If you know the enemy and know yourself, you need not fear the result of a hundred battles.

Sun Tze

The quote is probably well remembered especially by people who have a chinese upbringing. But we often take for granted the part about knowing yourself. In fact, the original chinese saying has it in reverse from the above translation. It starts with “know yourself”. Of course we know ourselves, you’d think.

Yet countless businesses whom I’ve worked with when performing competitor analysis are not thinking about themselves enough. They are just identifying random brands or companies doing the same activities as themselves and considering them as competitors, trying to find out their pricing and what they do. If you know yourself then you know where is your stronghold and which is your true battleground. If you know you’re weak, then focus on where you can garner resources; more often in blue oceans rather than red ones.

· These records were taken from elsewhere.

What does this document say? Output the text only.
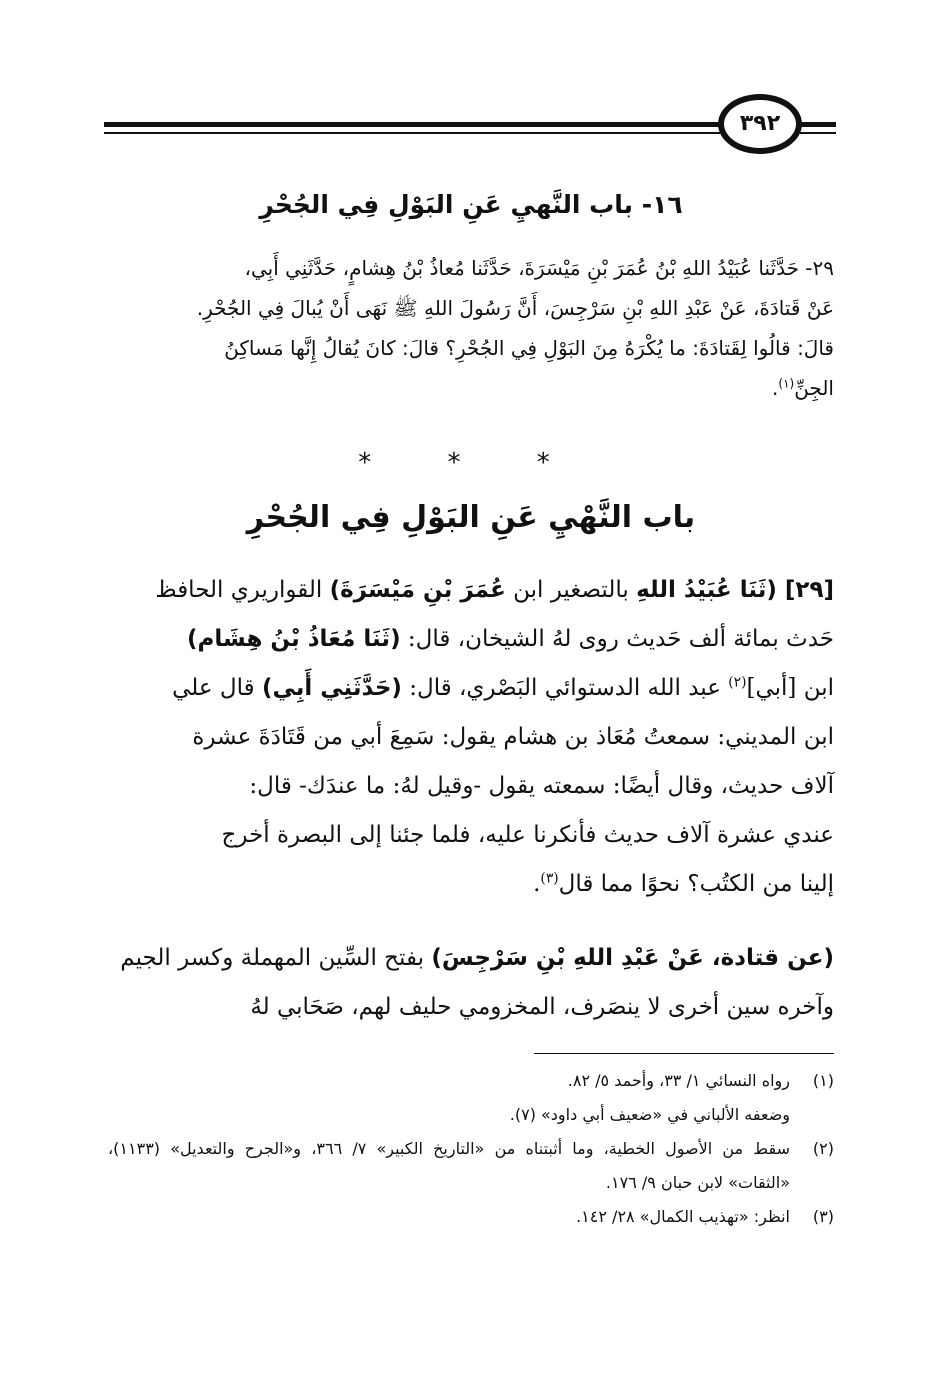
٣٩٢
١٦- باب النَّهيِ عَنِ البَوْلِ فِي الجُحْرِ
٢٩- حَدَّثَنا عُبَيْدُ اللهِ بْنُ عُمَرَ بْنِ مَيْسَرَةَ، حَدَّثَنا مُعاذُ بْنُ هِشامٍ، حَدَّثَنِي أَبِي،
عَنْ قَتادَةَ، عَنْ عَبْدِ اللهِ بْنِ سَرْجِسَ، أَنَّ رَسُولَ اللهِ ﷺ نَهَى أَنْ يُبالَ فِي الجُحْرِ.
قالَ: قالُوا لِقَتادَةَ: ما يُكْرَهُ مِنَ البَوْلِ فِي الجُحْرِ؟ قالَ: كانَ يُقالُ إِنَّها مَساكِنُ
الجِنِّ$^{(١)}$.
* * *
باب النَّهْيِ عَنِ البَوْلِ فِي الجُحْرِ
[٢٩] (ثَنَا عُبَيْدُ اللهِ بالتصغير ابن عُمَرَ بْنِ مَيْسَرَةَ) القواريري الحافظ
حَدث بمائة ألف حَديث روى لهُ الشيخان، قال: (ثَنَا مُعَاذُ بْنُ هِشَام)
ابن [أبي]$^{(٢)}$ عبد الله الدستوائي البَصْري، قال: (حَدَّثَنِي أَبِي) قال علي
ابن المديني: سمعتُ مُعَاذ بن هشام يقول: سَمِعَ أبي من قَتَادَةَ عشرة
آلاف حديث، وقال أيضًا: سمعته يقول -وقيل لهُ: ما عندَك- قال:
عندي عشرة آلاف حديث فأنكرنا عليه، فلما جئنا إلى البصرة أخرج
إلينا من الكتُب؟ نحوًا مما قال$^{(٣)}$.
(عن قتادة، عَنْ عَبْدِ اللهِ بْنِ سَرْجِسَ) بفتح السِّين المهملة وكسر الجيم
وآخره سين أخرى لا ينصَرف، المخزومي حليف لهم، صَحَابي لهُ
(١)
رواه النسائي ١/ ٣٣، وأحمد ٥/ ٨٢.
وضعفه الألباني في «ضعيف أبي داود» (٧).
(٢)
سقط من الأصول الخطية، وما أثبتناه من «التاريخ الكبير» ٧/ ٣٦٦، و«الجرح والتعديل» (١١٣٣)، «الثقات» لابن حبان ٩/ ١٧٦.
(٣)
انظر: «تهذيب الكمال» ٢٨/ ١٤٢.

When Barnes & Noble started their online bookstore, Jeff Bezos rallied the young Amazon team who was trembling in fear by telling them that there was no point focusing on their competitor since B&N wasn’t going to write them cheques, better to focus on the customers. Jeff Bezos knows Amazon well; there was no way a small upstart can win by mimicking their competitors. They’d run out of breathe before they start if they’re on the same race.

Of course, Amazon was afraid. B&N had lots of resources to try crushing them. But if Amazon was obsessed with this fear they’d be running in circles. The greatest competitor they need to analyse is themselves, their ability to focus on the client base will set them apart from each version of themselves.